The centromere is the specialized chromatin region that directs chromosome segregation. The kinetochore assembles on the centromere, attaching chromosomes to microtubules in mitosis. The centromere position is usually maintained through cell cycles and generations. However, new centromeres, known as neocentromeres, can occasionally form on ectopic regions when the original centromere is inactivated or lost due to chromosomal rearrangements. Centromere repositioning can occur during evolution. Moreover, de novo centromeres can form on exogenously transformed DNA in human cells at a low frequency, which then segregates faithfully as human artificial chromosomes (HACs). How centromeres are maintained, inactivated and activated is unclear. A conserved histone H3 variant, CENP-A, epigenetically marks functional centromeres, interspersing with H3. Several histone modifications enriched at centromeres are required for centromere function, but their role in new centromere formation is less clear. Studying the mechanism of new centromere formation has been challenging because these events are difficult to detect immediately, requiring weeks for HAC selection.

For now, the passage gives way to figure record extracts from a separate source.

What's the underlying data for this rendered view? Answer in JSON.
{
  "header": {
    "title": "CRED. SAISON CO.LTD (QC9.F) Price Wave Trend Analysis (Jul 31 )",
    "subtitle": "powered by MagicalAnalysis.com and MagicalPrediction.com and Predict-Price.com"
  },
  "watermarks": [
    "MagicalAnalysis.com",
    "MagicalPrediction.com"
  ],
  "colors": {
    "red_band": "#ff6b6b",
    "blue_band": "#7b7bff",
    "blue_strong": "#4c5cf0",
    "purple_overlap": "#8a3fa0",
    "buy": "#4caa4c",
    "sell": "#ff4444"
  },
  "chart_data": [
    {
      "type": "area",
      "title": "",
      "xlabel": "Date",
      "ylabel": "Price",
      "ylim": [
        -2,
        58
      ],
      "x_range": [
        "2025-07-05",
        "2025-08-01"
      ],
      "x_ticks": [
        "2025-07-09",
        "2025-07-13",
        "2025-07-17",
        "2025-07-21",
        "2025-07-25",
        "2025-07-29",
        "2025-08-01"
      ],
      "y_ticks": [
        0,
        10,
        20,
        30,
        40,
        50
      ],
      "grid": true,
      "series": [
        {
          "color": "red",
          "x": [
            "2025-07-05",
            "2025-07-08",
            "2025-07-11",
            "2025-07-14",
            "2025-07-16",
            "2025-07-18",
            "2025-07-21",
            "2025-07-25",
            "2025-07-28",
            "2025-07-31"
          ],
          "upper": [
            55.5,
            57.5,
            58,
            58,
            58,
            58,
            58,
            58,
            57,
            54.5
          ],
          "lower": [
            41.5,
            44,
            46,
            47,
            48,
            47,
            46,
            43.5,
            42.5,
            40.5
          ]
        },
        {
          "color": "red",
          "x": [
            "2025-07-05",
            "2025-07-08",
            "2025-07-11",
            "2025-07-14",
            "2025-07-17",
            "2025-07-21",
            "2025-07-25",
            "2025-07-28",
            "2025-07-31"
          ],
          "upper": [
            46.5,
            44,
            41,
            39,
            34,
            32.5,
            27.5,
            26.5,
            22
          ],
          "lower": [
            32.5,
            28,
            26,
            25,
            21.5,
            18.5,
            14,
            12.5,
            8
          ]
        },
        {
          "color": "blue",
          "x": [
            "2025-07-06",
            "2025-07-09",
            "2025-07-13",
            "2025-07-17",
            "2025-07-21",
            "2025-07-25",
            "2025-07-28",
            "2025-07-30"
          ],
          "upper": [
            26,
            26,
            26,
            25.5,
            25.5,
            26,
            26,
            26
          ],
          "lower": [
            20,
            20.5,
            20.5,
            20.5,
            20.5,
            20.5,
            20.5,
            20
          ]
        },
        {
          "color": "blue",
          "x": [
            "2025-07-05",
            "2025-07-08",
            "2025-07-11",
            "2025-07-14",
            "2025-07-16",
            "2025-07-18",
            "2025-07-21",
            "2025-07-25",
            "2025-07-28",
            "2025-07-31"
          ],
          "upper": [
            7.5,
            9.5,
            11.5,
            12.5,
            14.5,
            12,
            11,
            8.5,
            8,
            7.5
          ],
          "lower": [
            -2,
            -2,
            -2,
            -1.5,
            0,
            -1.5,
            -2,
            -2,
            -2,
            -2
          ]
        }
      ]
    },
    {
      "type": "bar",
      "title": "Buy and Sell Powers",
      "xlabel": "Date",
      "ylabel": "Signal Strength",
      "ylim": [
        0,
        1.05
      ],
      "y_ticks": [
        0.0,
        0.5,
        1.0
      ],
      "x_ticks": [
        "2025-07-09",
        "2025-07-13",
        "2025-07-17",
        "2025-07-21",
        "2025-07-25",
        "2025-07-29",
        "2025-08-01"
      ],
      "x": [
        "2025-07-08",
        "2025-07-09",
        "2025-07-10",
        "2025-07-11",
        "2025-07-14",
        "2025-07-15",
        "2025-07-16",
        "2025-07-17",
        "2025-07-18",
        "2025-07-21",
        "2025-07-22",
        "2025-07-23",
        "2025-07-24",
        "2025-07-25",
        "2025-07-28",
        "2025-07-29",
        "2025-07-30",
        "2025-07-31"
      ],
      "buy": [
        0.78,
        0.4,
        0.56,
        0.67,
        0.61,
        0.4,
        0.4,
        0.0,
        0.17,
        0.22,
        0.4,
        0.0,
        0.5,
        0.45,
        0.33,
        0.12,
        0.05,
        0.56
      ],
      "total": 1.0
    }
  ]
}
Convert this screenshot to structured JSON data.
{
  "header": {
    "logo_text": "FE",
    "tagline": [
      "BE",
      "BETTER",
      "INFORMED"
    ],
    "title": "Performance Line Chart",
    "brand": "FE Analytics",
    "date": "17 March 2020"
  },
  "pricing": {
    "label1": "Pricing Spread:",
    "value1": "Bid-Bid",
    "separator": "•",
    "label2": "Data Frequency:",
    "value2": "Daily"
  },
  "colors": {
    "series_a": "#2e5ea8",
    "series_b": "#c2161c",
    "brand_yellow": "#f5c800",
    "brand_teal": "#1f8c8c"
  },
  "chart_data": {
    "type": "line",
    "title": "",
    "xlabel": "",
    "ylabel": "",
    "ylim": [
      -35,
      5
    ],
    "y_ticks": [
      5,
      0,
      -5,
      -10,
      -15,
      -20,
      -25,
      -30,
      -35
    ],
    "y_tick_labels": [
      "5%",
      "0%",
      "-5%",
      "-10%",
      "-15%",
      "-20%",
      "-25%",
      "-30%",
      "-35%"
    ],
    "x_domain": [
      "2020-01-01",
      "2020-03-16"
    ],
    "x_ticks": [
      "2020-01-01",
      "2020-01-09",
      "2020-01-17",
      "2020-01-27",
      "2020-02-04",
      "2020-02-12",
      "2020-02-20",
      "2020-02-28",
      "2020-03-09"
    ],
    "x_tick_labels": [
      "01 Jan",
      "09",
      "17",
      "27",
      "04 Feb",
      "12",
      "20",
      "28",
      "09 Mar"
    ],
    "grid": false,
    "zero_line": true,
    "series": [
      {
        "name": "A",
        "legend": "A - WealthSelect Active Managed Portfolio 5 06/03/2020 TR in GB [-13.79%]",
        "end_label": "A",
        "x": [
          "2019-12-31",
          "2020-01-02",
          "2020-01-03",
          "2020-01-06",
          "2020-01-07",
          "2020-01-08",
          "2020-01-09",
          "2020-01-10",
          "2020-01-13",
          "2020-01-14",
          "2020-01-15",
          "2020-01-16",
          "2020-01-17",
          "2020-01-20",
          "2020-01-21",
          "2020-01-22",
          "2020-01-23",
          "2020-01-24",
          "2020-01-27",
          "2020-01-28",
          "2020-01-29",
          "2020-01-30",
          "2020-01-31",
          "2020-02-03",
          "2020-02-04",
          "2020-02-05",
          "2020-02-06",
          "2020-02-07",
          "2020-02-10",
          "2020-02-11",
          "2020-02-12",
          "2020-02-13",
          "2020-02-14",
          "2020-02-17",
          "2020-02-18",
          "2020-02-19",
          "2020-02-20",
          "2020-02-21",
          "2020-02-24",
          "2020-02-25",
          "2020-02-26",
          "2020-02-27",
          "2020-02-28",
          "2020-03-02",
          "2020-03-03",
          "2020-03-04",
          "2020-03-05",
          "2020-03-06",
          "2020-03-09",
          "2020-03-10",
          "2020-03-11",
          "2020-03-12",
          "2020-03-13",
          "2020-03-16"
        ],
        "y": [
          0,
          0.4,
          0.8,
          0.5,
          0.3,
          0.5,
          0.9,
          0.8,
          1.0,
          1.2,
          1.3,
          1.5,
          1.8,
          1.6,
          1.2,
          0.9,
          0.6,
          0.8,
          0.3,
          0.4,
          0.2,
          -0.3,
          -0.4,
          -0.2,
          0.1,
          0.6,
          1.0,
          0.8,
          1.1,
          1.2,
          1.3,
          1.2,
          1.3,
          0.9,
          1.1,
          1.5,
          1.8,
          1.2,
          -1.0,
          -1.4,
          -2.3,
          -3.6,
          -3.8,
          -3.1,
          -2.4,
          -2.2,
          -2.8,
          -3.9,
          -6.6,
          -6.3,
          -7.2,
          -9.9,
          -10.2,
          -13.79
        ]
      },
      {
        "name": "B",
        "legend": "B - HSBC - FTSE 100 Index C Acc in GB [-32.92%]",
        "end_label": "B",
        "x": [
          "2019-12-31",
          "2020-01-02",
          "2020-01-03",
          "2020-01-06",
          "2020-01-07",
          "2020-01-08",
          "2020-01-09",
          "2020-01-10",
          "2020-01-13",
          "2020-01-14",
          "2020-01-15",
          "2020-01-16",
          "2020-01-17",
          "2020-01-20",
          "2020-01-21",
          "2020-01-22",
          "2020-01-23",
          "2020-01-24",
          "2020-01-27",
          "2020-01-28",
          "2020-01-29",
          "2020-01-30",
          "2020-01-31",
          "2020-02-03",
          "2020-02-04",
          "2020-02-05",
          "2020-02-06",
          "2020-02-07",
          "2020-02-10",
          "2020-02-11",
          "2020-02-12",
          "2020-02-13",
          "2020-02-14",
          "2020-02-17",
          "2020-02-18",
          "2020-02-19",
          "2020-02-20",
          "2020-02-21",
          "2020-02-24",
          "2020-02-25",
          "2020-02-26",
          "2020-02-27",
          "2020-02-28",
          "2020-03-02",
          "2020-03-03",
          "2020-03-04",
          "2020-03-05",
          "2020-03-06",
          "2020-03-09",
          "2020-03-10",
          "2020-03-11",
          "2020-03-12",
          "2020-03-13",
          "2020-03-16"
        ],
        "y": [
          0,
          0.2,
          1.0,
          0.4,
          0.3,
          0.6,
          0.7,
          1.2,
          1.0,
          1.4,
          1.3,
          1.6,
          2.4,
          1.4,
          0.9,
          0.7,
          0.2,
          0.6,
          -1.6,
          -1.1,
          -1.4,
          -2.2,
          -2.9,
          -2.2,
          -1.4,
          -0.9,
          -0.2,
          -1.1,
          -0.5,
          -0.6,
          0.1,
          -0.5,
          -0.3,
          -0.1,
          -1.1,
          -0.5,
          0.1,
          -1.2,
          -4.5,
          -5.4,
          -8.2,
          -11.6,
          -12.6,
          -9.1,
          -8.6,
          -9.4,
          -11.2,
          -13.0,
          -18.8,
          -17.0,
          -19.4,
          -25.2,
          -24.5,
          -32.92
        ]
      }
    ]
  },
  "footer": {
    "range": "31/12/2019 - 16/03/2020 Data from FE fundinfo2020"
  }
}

DNA injected into the Caenorhabditis elegans gonad can concatemerize to form artificial chromosomes (ACs) in embryos, which first undergo passive inheritance, but soon autonomously segregate within a few cell cycles, more rapidly and frequently than HACs. Using this in vivo model, we injected LacO repeats DNA, visualized ACs by expressing GFP::LacI, and monitored equal AC segregation in real time, which represents functional centromere formation. Histone H3K9 and H4 acetylations are enriched on new ACs when compared to endogenous chromosomes. By fusing histone deacetylase HDA-1 to GFP::LacI, we tethered HDA-1 to ACs specifically, reducing AC histone acetylations, reducing AC equal segregation frequency, and reducing initial kinetochroe protein CENP-AHCP-3 and NDC-80 deposition, indicating that histone acetylations facilitate efficient centromere establishment. Similarly, inhibition of RNA polymerase II-mediated transcription also delays initial CENP-AHCP-3 loading.
Acetylated histones on chromatin and transcription can create an open chromatin environment, enhancing nucleosome disassembly and assembly, and potentially contribute to centromere establishment. Alternatively, acetylation of soluble H4 may stimulate the initial deposition of CENP-AHCP-3-H4 nucleosomes. Our findings shed light on the mechanism of de novo centromere activation.